La préface du rapport donne à voir les deux angles de vue qui structurent l’approche proposée :
«tenir les promesses d’empouvoirement de la société et de transformation économique»:
- d’un côté, le rapport entend mettre en avant un homo-numéricus pleinement rationnel, acteur de sa vie par sa maîtrise des technologies numériques sur le modèle de l’homo-économicus des libéraux;
- de l’autre le besoin d’un espace « franc » pour de nouveaux acteurs économiques œuvrant au développement d’activités économiques fondées sur l’existence d’un internet « libre et ouvert. C'est ainsi qu'il faut lire le logiciel libre en fait c'est un moyen de donner des outils aux individus pour développer des produits destinés, eux, à faire du profit. Tout dans ce rapport tend à la valorisation du capital.
Le réseau: C'est un objet économique et politique, à la fois territorial et géopolitique à part entière ; il relie les objets, les outils et les hommes et leurs activités au-delà des distances, du temps, voire en temps réel. En avoir la souveraineté est essentiel et stratégique.

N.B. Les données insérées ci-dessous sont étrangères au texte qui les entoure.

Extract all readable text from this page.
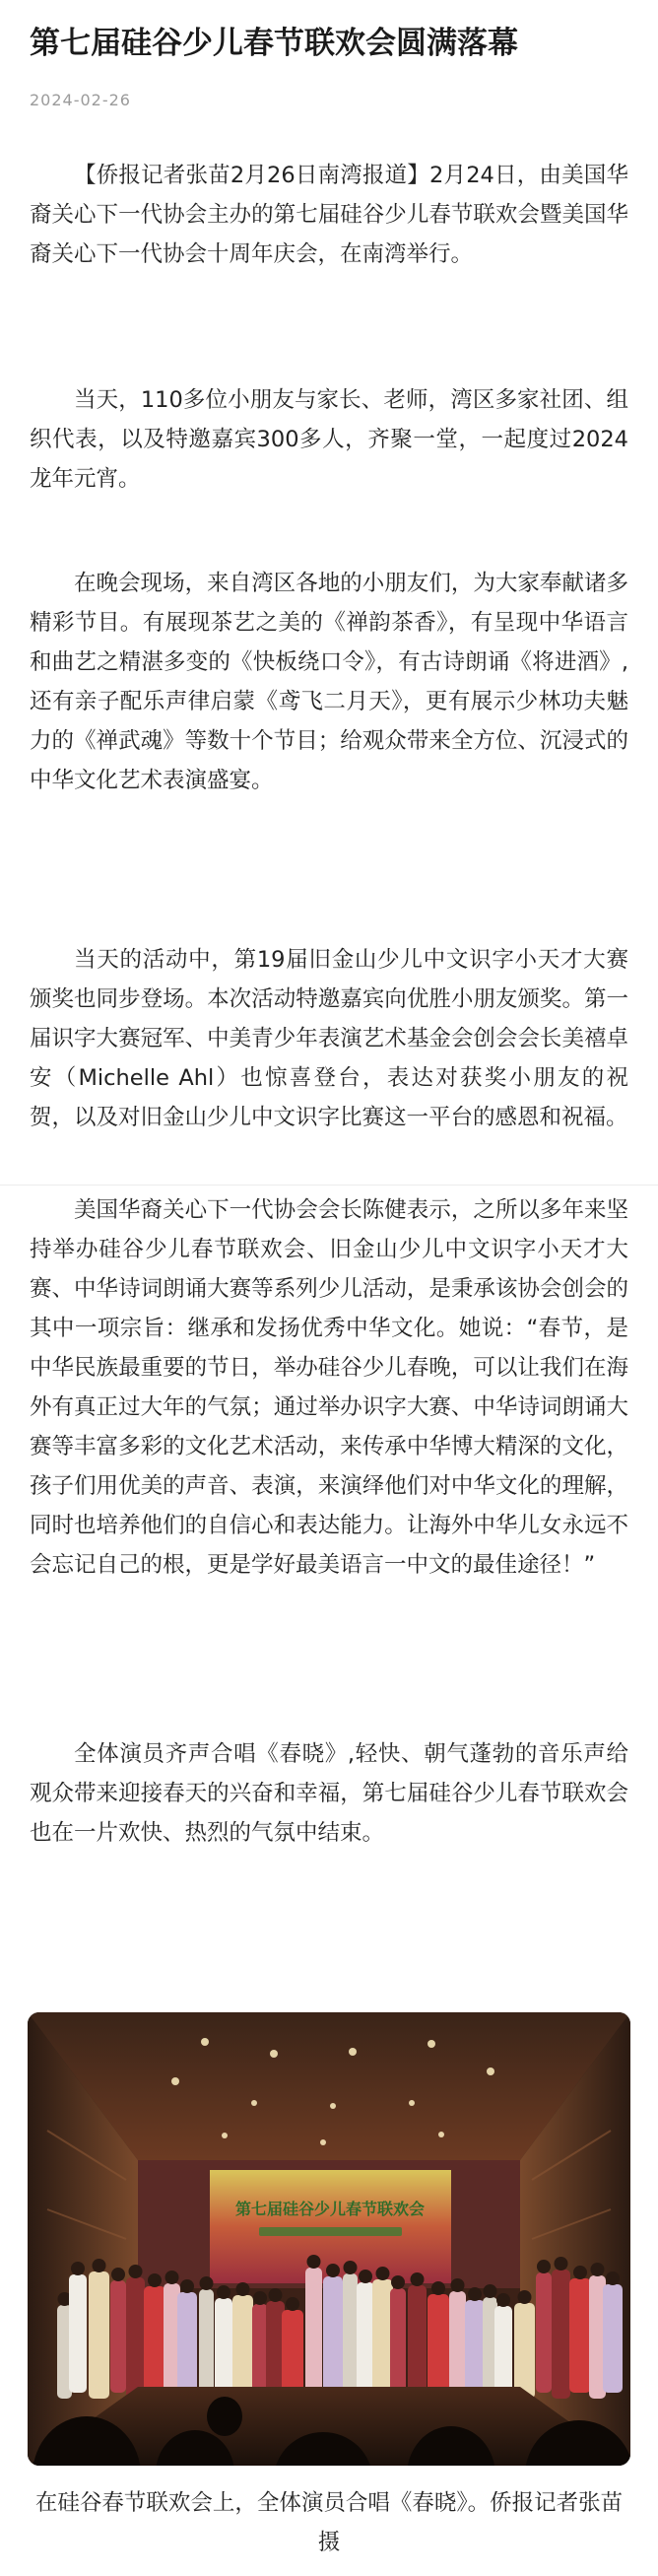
第七届硅谷少儿春节联欢会圆满落幕
2024-02-26

【侨报记者张苗2月26日南湾报道】2月24日，由美国华裔关心下一代协会主办的第七届硅谷少儿春节联欢会暨美国华裔关心下一代协会十周年庆会，在南湾举行。

当天，110多位小朋友与家长、老师，湾区多家社团、组织代表，以及特邀嘉宾300多人，齐聚一堂，一起度过2024龙年元宵。

在晚会现场，来自湾区各地的小朋友们，为大家奉献诸多精彩节目。有展现茶艺之美的《禅韵茶香》，有呈现中华语言和曲艺之精湛多变的《快板绕口令》，有古诗朗诵《将进酒》,还有亲子配乐声律启蒙《鸢飞二月天》，更有展示少林功夫魅力的《禅武魂》等数十个节目；给观众带来全方位、沉浸式的中华文化艺术表演盛宴。

当天的活动中，第19届旧金山少儿中文识字小天才大赛颁奖也同步登场。本次活动特邀嘉宾向优胜小朋友颁奖。第一届识字大赛冠军、中美青少年表演艺术基金会创会会长美禧卓安（Michelle Ahl）也惊喜登台，表达对获奖小朋友的祝贺，以及对旧金山少儿中文识字比赛这一平台的感恩和祝福。

美国华裔关心下一代协会会长陈健表示，之所以多年来坚持举办硅谷少儿春节联欢会、旧金山少儿中文识字小天才大赛、中华诗词朗诵大赛等系列少儿活动，是秉承该协会创会的其中一项宗旨：继承和发扬优秀中华文化。她说：“春节，是中华民族最重要的节日，举办硅谷少儿春晚，可以让我们在海外有真正过大年的气氛；通过举办识字大赛、中华诗词朗诵大赛等丰富多彩的文化艺术活动，来传承中华博大精深的文化，孩子们用优美的声音、表演，来演绎他们对中华文化的理解，同时也培养他们的自信心和表达能力。让海外中华儿女永远不会忘记自己的根，更是学好最美语言一中文的最佳途径！”

全体演员齐声合唱《春晓》,轻快、朝气蓬勃的音乐声给观众带来迎接春天的兴奋和幸福，第七届硅谷少儿春节联欢会也在一片欢快、热烈的气氛中结束。

第七届硅谷少儿春节联欢会

在硅谷春节联欢会上，全体演员合唱《春晓》。侨报记者张苗摄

La révolution numérique révolutionnarise les forces productives, et donc la manière de produire. Pour l'essentiel tout ce qui est objet (palpable) de consommation courante peut être produit sans, ou très peu, d'intervention humaine, automatiquement, c'est-à-dire sans -ou très peu- d'intervention de la force de travail humaine, et donc à valeur d'échange quasi-nulle. Le taux de profit tend là clairement vers zéro. La marchandise est alors vendue à son prix de production.

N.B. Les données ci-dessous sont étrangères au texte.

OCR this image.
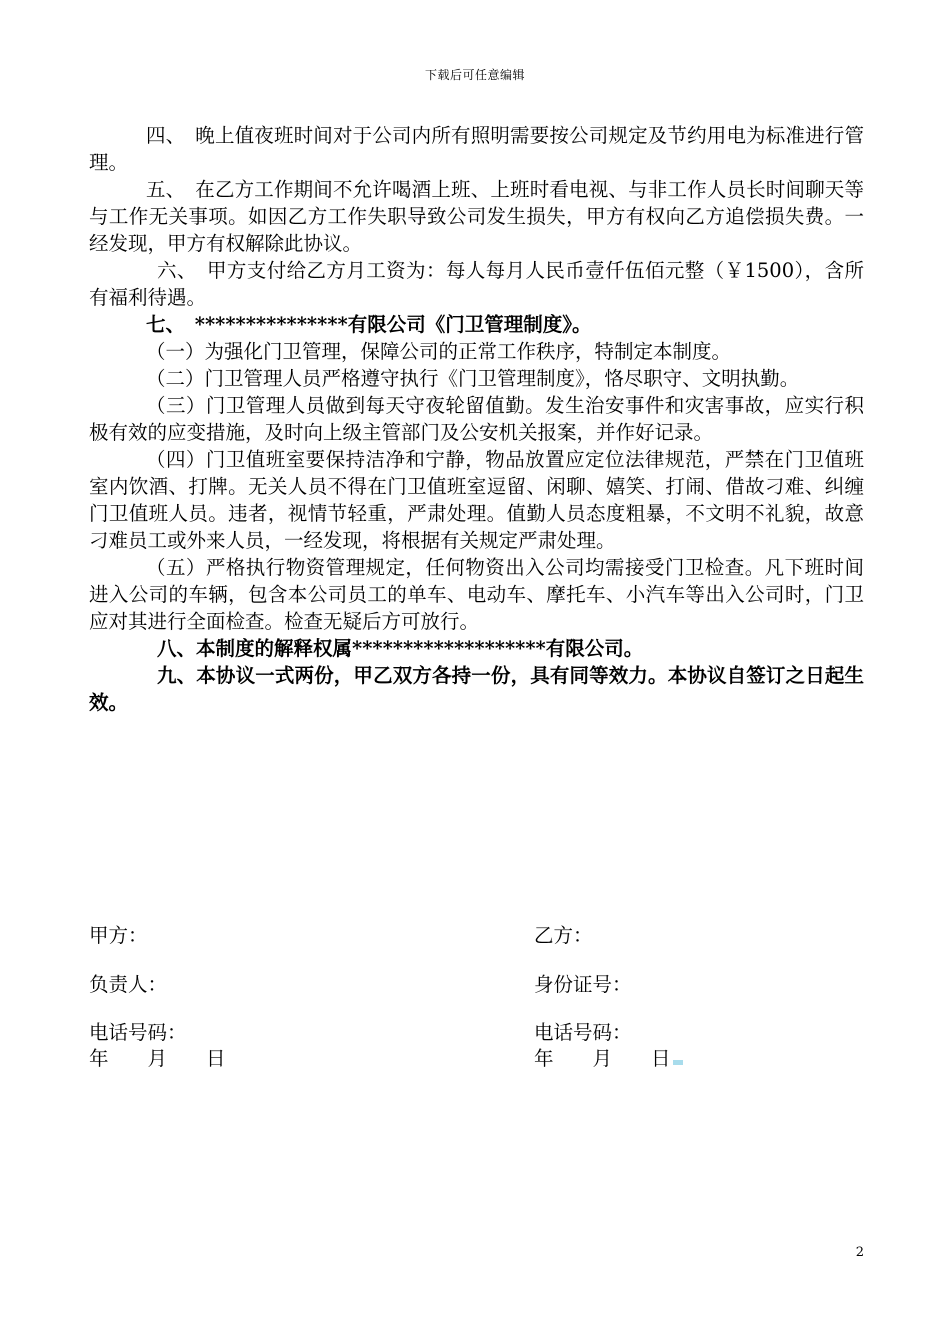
下载后可任意编辑

四、　晚上值夜班时间对于公司内所有照明需要按公司规定及节约用电为标准进行管理。

五、　在乙方工作期间不允许喝酒上班、上班时看电视、与非工作人员长时间聊天等与工作无关事项。如因乙方工作失职导致公司发生损失，甲方有权向乙方追偿损失费。一经发现，甲方有权解除此协议。

六、　甲方支付给乙方月工资为：每人每月人民币壹仟伍佰元整（￥1500），含所有福利待遇。

七、　***************有限公司《门卫管理制度》。

（一）为强化门卫管理，保障公司的正常工作秩序，特制定本制度。

（二）门卫管理人员严格遵守执行《门卫管理制度》，恪尽职守、文明执勤。

（三）门卫管理人员做到每天守夜轮留值勤。发生治安事件和灾害事故，应实行积极有效的应变措施，及时向上级主管部门及公安机关报案，并作好记录。

（四）门卫值班室要保持洁净和宁静，物品放置应定位法律规范，严禁在门卫值班室内饮酒、打牌。无关人员不得在门卫值班室逗留、闲聊、嬉笑、打闹、借故刁难、纠缠门卫值班人员。违者，视情节轻重，严肃处理。值勤人员态度粗暴，不文明不礼貌，故意刁难员工或外来人员，一经发现，将根据有关规定严肃处理。

（五）严格执行物资管理规定，任何物资出入公司均需接受门卫检查。凡下班时间进入公司的车辆，包含本公司员工的单车、电动车、摩托车、小汽车等出入公司时，门卫应对其进行全面检查。检查无疑后方可放行。

八、本制度的解释权属*******************有限公司。

九、本协议一式两份，甲乙双方各持一份，具有同等效力。本协议自签订之日起生效。

甲方：	乙方：
负责人：	身份证号：
电话号码：	电话号码：
年　　月　　日	年　　月　　日
2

Les plateformes: Ce sont des acteurs économiques à part entière.
On trouve page 59 du rapport, la définition fonctionnelle d'une plateforme.

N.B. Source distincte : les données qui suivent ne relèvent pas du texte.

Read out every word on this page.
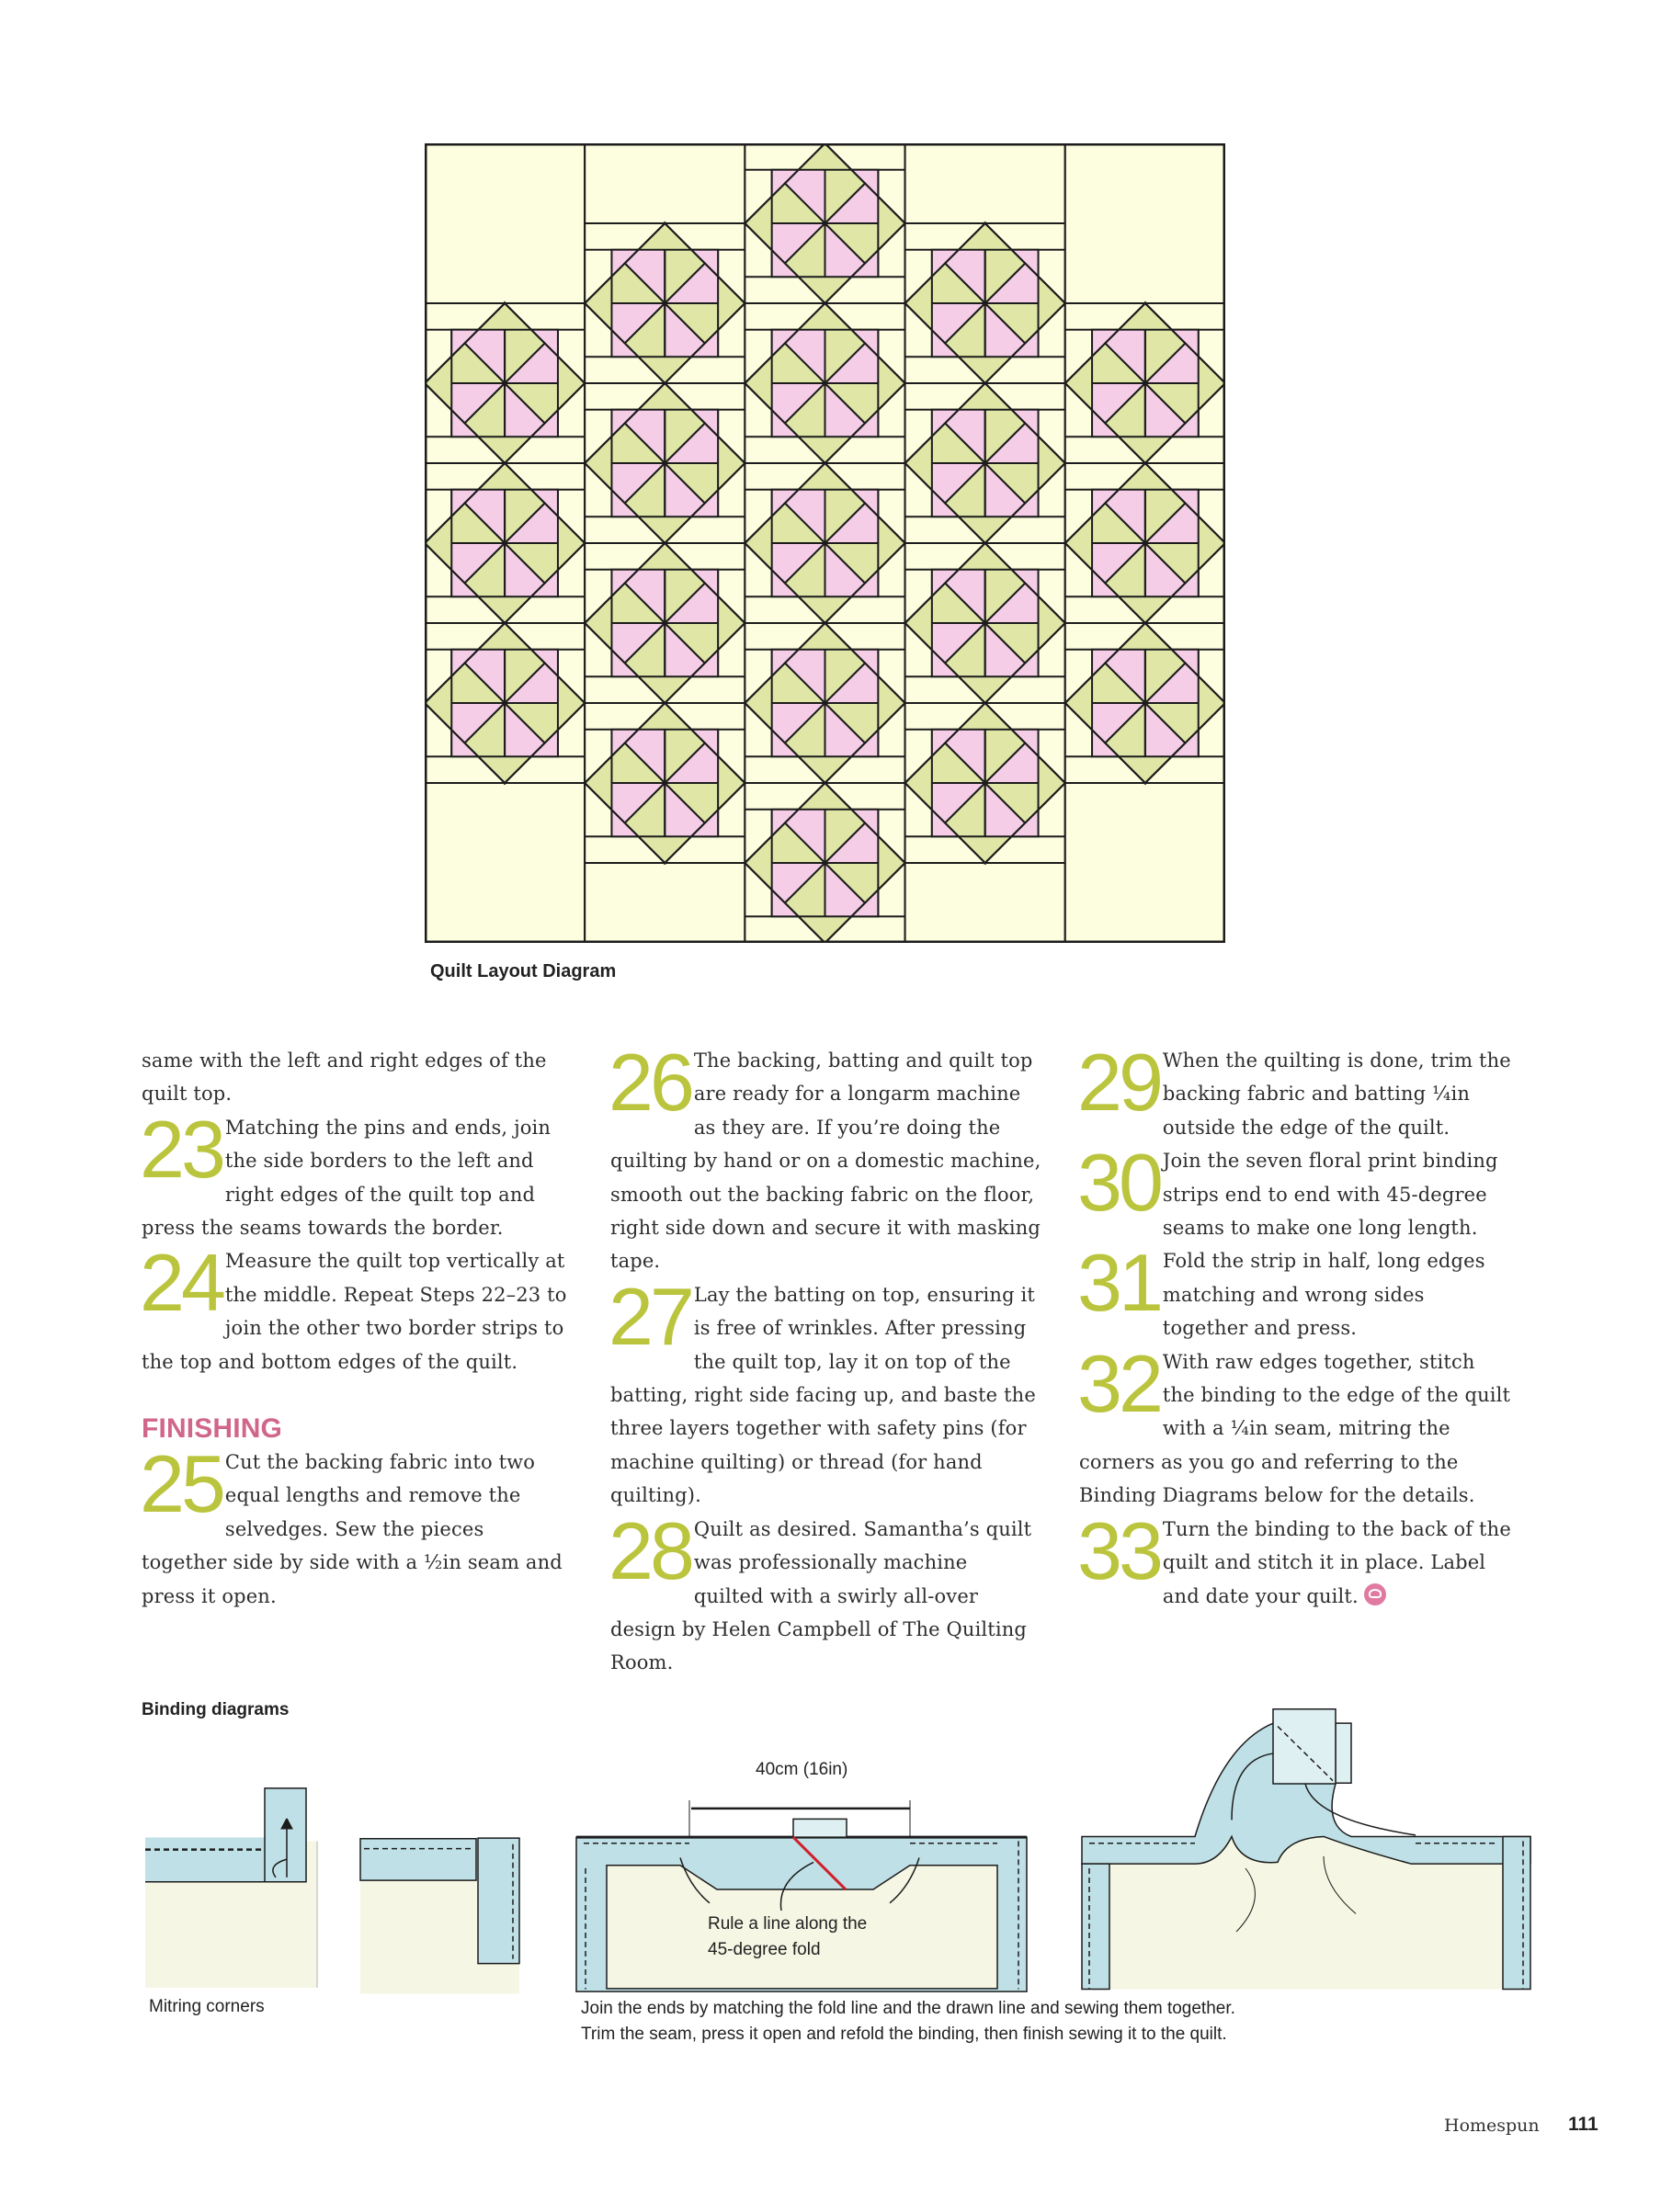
Quilt Layout Diagram

same with the left and right edges of the quilt top.

23 Matching the pins and ends, join the side borders to the left and right edges of the quilt top and press the seams towards the border.

24 Measure the quilt top vertically at the middle. Repeat Steps 22–23 to join the other two border strips to the top and bottom edges of the quilt.

FINISHING

25 Cut the backing fabric into two equal lengths and remove the selvedges. Sew the pieces together side by side with a ½in seam and press it open.

26 The backing, batting and quilt top are ready for a longarm machine as they are. If you’re doing the quilting by hand or on a domestic machine, smooth out the backing fabric on the floor, right side down and secure it with masking tape.

27 Lay the batting on top, ensuring it is free of wrinkles. After pressing the quilt top, lay it on top of the batting, right side facing up, and baste the three layers together with safety pins (for machine quilting) or thread (for hand quilting).

28 Quilt as desired. Samantha’s quilt was professionally machine quilted with a swirly all-over design by Helen Campbell of The Quilting Room.

29 When the quilting is done, trim the backing fabric and batting ¼in outside the edge of the quilt.

30 Join the seven floral print binding strips end to end with 45-degree seams to make one long length.

31 Fold the strip in half, long edges matching and wrong sides together and press.

32 With raw edges together, stitch the binding to the edge of the quilt with a ¼in seam, mitring the corners as you go and referring to the Binding Diagrams below for the details.

33 Turn the binding to the back of the quilt and stitch it in place. Label and date your quilt.

Binding diagrams
40cm (16in)
Rule a line along the
45-degree fold
Mitring corners	Join the ends by matching the fold line and the drawn line and sewing them together.
Trim the seam, press it open and refold the binding, then finish sewing it to the quilt.
Homespun 111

(...) un service occupant une fonction d’intermédiaire dans l’accès aux informations, contenus, services ou biens, le plus souvent édités ou fournis par des tiers. (...) elle organise et hiérarchise ces contenus en vue de leur présentation et leur mise en relation aux utilisateurs finaux. (...) s’ajoute parfois une dimension écosystémique caractérisée par des interrelations entre services convergents. Plusieurs plateformes ont en effet adopté des modèles de développement basés sur la constitution de véritables écosystèmes dont elles occupent le centre.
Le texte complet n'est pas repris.